Alleen wanneer in zo'n geval naar het oordeel van de Nationale ombudsman de aanspraak van betrokkene op schadevergoeding, gezien de gronden waarop deze aanspraak berust, zo evident juist is dat het betrokken bestuursorgaan niet in redelijkheid tot zijn afwijzende besluit heeft kunnen komen, wordt dat besluit tot weigering van de gevraagde schadevergoeding aangemerkt als een niet-behoorlijke gedraging.

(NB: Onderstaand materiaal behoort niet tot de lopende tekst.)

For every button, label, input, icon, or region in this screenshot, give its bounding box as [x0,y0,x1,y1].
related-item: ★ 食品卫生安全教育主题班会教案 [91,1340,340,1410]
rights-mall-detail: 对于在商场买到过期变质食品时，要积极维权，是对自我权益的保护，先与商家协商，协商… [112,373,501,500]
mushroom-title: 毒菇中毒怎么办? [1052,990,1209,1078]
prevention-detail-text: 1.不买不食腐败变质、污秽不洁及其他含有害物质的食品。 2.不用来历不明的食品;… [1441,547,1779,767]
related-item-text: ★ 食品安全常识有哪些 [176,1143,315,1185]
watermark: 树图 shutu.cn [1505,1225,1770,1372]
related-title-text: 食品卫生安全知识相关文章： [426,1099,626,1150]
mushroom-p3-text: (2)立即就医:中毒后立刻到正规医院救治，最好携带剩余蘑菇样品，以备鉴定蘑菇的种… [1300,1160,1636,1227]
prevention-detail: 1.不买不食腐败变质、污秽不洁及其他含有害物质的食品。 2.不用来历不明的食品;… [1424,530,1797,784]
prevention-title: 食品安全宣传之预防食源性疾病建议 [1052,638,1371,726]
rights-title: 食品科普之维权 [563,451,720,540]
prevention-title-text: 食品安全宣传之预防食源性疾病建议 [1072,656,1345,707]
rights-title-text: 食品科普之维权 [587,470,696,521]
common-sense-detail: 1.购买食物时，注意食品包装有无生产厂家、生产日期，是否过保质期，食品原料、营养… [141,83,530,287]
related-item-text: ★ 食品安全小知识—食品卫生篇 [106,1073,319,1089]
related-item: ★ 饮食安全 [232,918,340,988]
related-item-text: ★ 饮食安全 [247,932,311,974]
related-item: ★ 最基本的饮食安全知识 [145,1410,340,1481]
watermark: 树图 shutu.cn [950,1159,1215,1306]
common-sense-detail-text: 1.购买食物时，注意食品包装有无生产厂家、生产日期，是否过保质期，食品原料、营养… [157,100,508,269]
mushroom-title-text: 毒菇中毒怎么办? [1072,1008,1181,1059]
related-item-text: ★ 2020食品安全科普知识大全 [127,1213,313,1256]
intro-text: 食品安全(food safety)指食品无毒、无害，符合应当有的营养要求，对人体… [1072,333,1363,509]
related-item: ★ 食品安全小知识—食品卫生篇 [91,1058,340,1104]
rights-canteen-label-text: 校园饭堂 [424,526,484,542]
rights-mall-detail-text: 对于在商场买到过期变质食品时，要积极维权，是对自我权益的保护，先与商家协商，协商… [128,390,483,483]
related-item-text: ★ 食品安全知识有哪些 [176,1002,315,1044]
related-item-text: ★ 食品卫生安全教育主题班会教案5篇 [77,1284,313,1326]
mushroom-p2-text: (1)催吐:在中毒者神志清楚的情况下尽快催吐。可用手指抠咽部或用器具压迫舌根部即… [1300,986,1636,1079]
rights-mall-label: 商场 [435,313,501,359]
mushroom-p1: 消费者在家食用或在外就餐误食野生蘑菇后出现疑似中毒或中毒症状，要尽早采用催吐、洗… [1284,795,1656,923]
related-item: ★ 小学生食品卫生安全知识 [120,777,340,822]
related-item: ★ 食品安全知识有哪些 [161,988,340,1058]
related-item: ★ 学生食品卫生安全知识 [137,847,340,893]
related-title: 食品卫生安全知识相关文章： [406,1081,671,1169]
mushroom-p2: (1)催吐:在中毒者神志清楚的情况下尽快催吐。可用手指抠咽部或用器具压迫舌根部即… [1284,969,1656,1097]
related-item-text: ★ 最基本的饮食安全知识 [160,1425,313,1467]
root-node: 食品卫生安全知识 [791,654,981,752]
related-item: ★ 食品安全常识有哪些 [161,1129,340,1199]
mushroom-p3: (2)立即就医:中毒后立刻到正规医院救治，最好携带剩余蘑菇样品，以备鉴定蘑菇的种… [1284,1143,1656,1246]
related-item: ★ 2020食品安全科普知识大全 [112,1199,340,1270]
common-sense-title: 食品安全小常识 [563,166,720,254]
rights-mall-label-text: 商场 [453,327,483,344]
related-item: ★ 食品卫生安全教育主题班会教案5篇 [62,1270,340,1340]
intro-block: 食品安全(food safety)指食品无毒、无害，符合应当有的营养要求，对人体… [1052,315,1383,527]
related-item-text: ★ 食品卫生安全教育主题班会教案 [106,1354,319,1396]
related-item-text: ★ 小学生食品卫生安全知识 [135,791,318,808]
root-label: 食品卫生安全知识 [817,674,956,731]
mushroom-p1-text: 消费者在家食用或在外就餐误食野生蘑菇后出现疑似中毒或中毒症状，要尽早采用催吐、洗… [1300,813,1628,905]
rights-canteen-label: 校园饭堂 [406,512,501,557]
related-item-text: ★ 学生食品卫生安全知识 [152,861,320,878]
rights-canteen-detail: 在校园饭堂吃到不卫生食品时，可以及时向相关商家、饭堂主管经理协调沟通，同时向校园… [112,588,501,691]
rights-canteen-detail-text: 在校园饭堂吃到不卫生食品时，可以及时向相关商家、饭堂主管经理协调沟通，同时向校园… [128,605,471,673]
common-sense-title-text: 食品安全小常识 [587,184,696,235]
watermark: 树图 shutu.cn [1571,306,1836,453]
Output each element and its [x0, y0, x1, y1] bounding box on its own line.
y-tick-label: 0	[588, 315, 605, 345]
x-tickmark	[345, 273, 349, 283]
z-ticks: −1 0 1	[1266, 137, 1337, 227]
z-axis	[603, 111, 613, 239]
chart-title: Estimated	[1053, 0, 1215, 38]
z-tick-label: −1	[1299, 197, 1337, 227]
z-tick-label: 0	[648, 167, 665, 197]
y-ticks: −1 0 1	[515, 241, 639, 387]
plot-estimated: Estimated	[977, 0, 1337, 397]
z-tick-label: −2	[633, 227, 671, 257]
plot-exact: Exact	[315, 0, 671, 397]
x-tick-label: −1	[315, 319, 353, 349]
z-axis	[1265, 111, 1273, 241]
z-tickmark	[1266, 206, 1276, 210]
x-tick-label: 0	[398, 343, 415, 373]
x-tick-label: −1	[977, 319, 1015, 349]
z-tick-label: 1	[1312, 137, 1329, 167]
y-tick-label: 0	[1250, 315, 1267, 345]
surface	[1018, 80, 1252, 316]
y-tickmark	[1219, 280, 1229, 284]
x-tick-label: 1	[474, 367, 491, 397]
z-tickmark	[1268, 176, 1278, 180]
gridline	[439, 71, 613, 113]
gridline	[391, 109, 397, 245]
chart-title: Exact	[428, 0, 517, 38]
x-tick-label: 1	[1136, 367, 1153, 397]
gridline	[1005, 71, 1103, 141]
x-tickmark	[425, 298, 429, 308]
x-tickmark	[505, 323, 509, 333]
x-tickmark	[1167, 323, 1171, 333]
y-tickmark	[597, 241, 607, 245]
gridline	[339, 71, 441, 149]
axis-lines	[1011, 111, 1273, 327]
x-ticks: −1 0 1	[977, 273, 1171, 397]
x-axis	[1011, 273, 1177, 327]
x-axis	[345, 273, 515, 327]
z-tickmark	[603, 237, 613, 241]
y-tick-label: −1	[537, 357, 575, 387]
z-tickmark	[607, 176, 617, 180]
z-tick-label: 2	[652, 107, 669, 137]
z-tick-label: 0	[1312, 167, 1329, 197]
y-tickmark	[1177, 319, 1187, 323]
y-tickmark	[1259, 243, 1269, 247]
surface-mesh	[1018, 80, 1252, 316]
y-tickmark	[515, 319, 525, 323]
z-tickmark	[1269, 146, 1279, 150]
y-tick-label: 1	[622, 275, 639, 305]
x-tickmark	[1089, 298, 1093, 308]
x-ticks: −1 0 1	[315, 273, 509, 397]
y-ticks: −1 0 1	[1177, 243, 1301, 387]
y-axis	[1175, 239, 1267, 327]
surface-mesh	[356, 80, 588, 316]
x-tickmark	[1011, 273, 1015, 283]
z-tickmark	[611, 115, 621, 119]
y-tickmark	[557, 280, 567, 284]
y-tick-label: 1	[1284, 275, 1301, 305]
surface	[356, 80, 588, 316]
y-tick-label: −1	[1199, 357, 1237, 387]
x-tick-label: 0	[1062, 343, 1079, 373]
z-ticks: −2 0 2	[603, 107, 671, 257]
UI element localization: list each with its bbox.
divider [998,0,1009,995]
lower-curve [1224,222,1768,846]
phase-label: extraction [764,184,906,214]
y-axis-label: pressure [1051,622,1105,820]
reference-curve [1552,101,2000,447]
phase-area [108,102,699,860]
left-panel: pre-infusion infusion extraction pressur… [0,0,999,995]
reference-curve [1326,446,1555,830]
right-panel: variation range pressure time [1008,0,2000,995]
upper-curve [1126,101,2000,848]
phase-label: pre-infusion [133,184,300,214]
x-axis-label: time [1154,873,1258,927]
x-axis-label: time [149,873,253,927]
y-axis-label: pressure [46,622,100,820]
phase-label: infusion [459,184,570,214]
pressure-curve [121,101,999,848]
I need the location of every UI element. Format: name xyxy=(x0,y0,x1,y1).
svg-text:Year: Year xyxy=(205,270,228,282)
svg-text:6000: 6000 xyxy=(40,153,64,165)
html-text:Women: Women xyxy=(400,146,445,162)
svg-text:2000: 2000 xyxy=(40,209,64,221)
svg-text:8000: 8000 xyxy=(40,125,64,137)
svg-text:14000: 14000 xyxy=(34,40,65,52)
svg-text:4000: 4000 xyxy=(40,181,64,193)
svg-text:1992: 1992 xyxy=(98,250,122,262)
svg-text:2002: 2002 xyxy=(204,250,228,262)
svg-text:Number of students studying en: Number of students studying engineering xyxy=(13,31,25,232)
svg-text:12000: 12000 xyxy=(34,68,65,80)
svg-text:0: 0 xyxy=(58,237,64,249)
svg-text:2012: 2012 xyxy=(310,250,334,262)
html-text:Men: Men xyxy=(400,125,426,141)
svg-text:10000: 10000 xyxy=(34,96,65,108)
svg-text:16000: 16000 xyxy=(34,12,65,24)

In de overige gevallen gaat de Nationale ombudsman ervan uit dat het in beginsel vrijstaat aan het betrokken bestuursorgaan om te betwisten dat het gehouden is tot het vergoeden van de gestelde schade, en om zich in verband daarmee op het standpunt te stellen dat de vraag naar die gehoudenheid - eventueel - moet worden beantwoord door de burgerlijke rechter. In die gevallen zal er voor de Nationale ombudsman geen reden zijn om het besluit tot weigering van de schadevergoeding aan te merken als een niet-behoorlijke gedraging.

Instantie: Arrondissementsparket Amsterdam

Klacht:

Verzoekster niet op de hoogte gehouden van verloop van procedure, ondanks het feit dat zij had aagegeven zich te willen voegen in de strafzaak.

Oordeel:

Gegrond

Instantie: College van procureurs-generaal

Klacht:

Verzoek om schadevergoeding afgewezen.